Yesterday, Franco Zeffirelli died in Rome at age 96.
Italian Americans of a certain age remember him as the director/producer/designer who brought Romeo & Juliette to movie theaters in 1968. It was a lavish, colorful production of Shakespeare that broke new ground in reaching the unlettered masses. It was a highbrow extravaganza, in English – actually Shakespearean English – starring 16-year old actress Olivia Hussey, who was born in Argentina to an English mother. Some critics thought it too cultured for the American rabble, but the immortal storyline and mind-blowing costumes and scenery made it a cinematic success (made for only $1.5 million, grossing $50 million!) and a great date for courting couples, including me and my future wife. Remember, 1968 was a year of war, riots, and assassinations. American youth found cinematic relief and some identity in these teenage star-crossed lovers. (Hussey later starred as Mother Mary in Zeffirelli’s Jesus of Nazareth in 1977.)
I had the pleasure of meeting Zeffirelli in 1996 when the Italic Institute honored him at the Grand Ballroom of the Waldorf=Astoria in Manhattan. Our link to him was through a member who shared center-right credentials with the Maestro when Zeffirelli served in the Italian Parliament. Though raised during the Fascist era, and politically conservative later in life, he was inculcated with liberal English values and that language by his tutor Mary O’Neill. The 1999 movie Tea with Mussolini (co-starring Cher of all people) was Zeffirelli’s testament to this dichotomy in his life.
Socially, Zeffirelli wasn’t so conservative. He was homosexual – but shunned the word gay – sharing a bed for three years with Italian director Luchino Visconti (The Leopard, 1963) until he learned his lover was sabotaging his career.
My introduction to Zeffirelli was in his Waldorf suite where I soon learned that he was an avid scotch drinker (part of his Anglo-philia, no doubt) and had a hankering for one of our Institute’s younger members – the straight adult son of an officer. Suffice it to say, the Maestro had to settle for his scotch and accolades that night.
Another thing I learned about Zeffirelli was that his English tastes included Jack Russell Terriers. He owned six of these small dogs originally bred in England to kill rats. It was a breed my young daughter also loved and cajoled me into buying, twice. (If you watch Frasier TV reruns, “Eddie” is a Jack Russell.)

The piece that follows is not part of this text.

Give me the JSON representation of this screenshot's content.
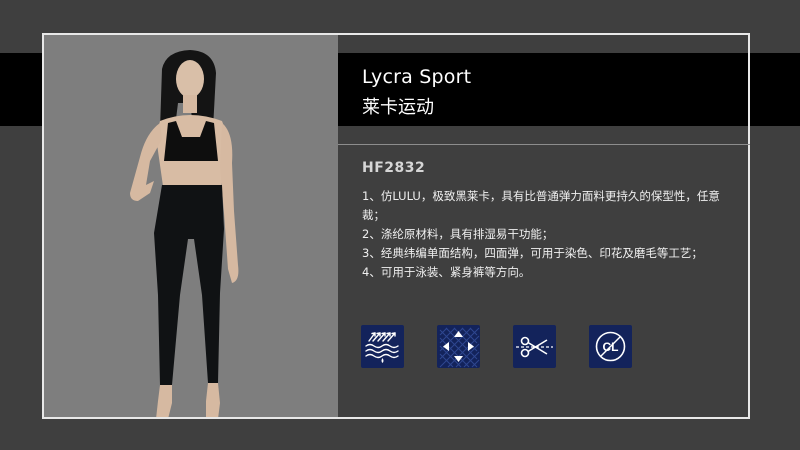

Honoring Franco Zeffirelli was a coup for our Institute. No other Italian American group had honored him. He was not an American celebrity, nor was he someone who would “give back” by buying multiple tables and attracting journal ads. It’s no secret that large and small Italian American organizations raise significant cash from galas honoring wealthy businessmen or celebrities. Making businessman “Joe Blow” King for a Day guarantees that Joe’s family and subcontractors will buy tables and journal ads. Likewise, honoring dirt-bags like Bobby DeNiro and Marty Scorsese will attract their idol worshippers at $500 a seat.
From our first gala in 1988, we chose to honor Italic people who actually contributed something to humanity or to our positive heritage – people like Sonia Gandhi, the Italian lady who married into the Gandhi family and was head of India’s Congress Party; or General Anthony Zinni, who oversaw our nation’s Middle Eastern forces. In all, we honored some forty Italic people from various walks of life, with no strings attached. The surprise was that we always made a profit and never compromised our mission or the image of the Italic people. We discontinued our galas when this high standard didn’t suit some of our fundraisers.
A side benefit of honoring people like Zeffirelli, Gandhi, and Zinni is demonstrating the unity of the Italic people and the amazing diversity of talent within our community. Other groups continue to honor Joe Blow, invariably a wealthy businessman whose only claim-to-fame is his wealth and ballroom generosity. It’s a formula that has worked for decades with few questions asked.
Although our galas are a thing of the past, our honorees are still well known and, even in death, live honorably in the memory of the Italic people.